People are valuable, Rausch said, “and meaning is very important: Why we do things, how we do things and how we treat people and steward our neighbors and our families and our jobs is a huge thing for me.”

One of the biggest challenges about running for office, he said, comes at candidate forums and other events.

“They give you 180 seconds to answer incredibly complex, matrix-layered questions,” Rausch said. “It’s not fair to the listener to try to give an answer.

“We’re talking a lot about symptoms in our world and government and society, and we’re not talking about the real conversation,” he said. “We’re struggling with heart.”

Disagreeing about topics has sparked “a spirit of fear in this country to have conversations. There’s a spirit of dread. We don’t discuss (difficult) things,” Rausch said. “To have hard conversations and not be intimidated by those conversations, and not go into them with closed ears, is challenging. It also requires listening.

“I don’t think we’re very philosophical as a country anymore; we’re very led by what we hear and regurgitate,” he said.

“Things are charged and very biased; there’s an agenda,” he said of politics and politicians. “There’s a lot of money at stake, there’s a lot of lobbying going on – on both sides of the aisle, 100%.”

But everyone is a leader, “in different capacities and different seasons,” Rausch said. “I’m not here to rule over anybody. It’s not hard to listen to our community and get in the room with business owners” and listen.

“You can’t solve anything unless you understand the problems,” he said. “Culture is so label-heavy; people don’t realize they’re actually identifying with principles and ideals. They don’t take the time to sit and understand what those mean.”

Rausch believes “government should be out of our lives; I think we should be conducting our lives in a moral fashion.

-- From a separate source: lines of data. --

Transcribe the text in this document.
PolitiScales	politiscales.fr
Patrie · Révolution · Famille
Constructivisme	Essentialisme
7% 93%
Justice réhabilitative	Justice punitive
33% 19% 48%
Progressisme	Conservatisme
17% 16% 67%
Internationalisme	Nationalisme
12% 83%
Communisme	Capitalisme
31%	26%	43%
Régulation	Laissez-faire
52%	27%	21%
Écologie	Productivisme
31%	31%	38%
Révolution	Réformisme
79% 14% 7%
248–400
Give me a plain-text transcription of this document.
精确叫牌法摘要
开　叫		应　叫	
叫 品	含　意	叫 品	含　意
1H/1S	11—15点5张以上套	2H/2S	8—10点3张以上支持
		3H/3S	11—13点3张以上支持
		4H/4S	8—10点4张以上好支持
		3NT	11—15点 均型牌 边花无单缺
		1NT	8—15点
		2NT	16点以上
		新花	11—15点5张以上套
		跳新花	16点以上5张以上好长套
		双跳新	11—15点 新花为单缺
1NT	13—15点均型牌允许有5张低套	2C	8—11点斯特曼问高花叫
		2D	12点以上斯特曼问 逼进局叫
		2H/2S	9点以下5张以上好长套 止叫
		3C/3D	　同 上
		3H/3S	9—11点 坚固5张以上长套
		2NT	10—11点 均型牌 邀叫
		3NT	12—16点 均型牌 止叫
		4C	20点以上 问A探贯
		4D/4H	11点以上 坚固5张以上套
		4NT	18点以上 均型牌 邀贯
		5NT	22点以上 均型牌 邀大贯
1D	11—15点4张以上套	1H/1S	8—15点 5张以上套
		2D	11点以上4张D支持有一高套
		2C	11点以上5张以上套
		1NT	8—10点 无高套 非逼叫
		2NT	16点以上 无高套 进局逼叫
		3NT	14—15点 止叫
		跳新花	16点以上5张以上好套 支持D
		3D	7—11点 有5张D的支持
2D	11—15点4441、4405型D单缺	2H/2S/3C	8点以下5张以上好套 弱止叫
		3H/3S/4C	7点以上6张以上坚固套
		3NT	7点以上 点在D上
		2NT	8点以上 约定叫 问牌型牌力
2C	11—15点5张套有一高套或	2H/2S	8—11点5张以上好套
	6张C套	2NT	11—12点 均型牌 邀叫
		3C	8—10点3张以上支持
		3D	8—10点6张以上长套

Morality comes with an understanding that we don’t have all the answers,” he said.

“I’m not going to paint a fake picture for somebody,” Rausch said. “You can’t solve the backward ideas about spending unless you understand the stewardship of people’s lives. You can’t benefit one group of people by compromising another or taking from another; that is not stewarding or honoring all walks of life.

“Benefits need to be for every person, and you don’t get that by complicating things; you get it by simplifying things,” he said.

Then Rausch said something you don’t hear from many candidates:

“I don’t want votes; I want trust,” he said. “One of my favorite things Billy Graham ever said was, ‘where is the hope?’

“Hopefully somebody can see something inside me that will inspire them.”

Rausch joins GOP candidates Mick Ditlevson and Taylor Zinkel in the race for Petersburg’s seat.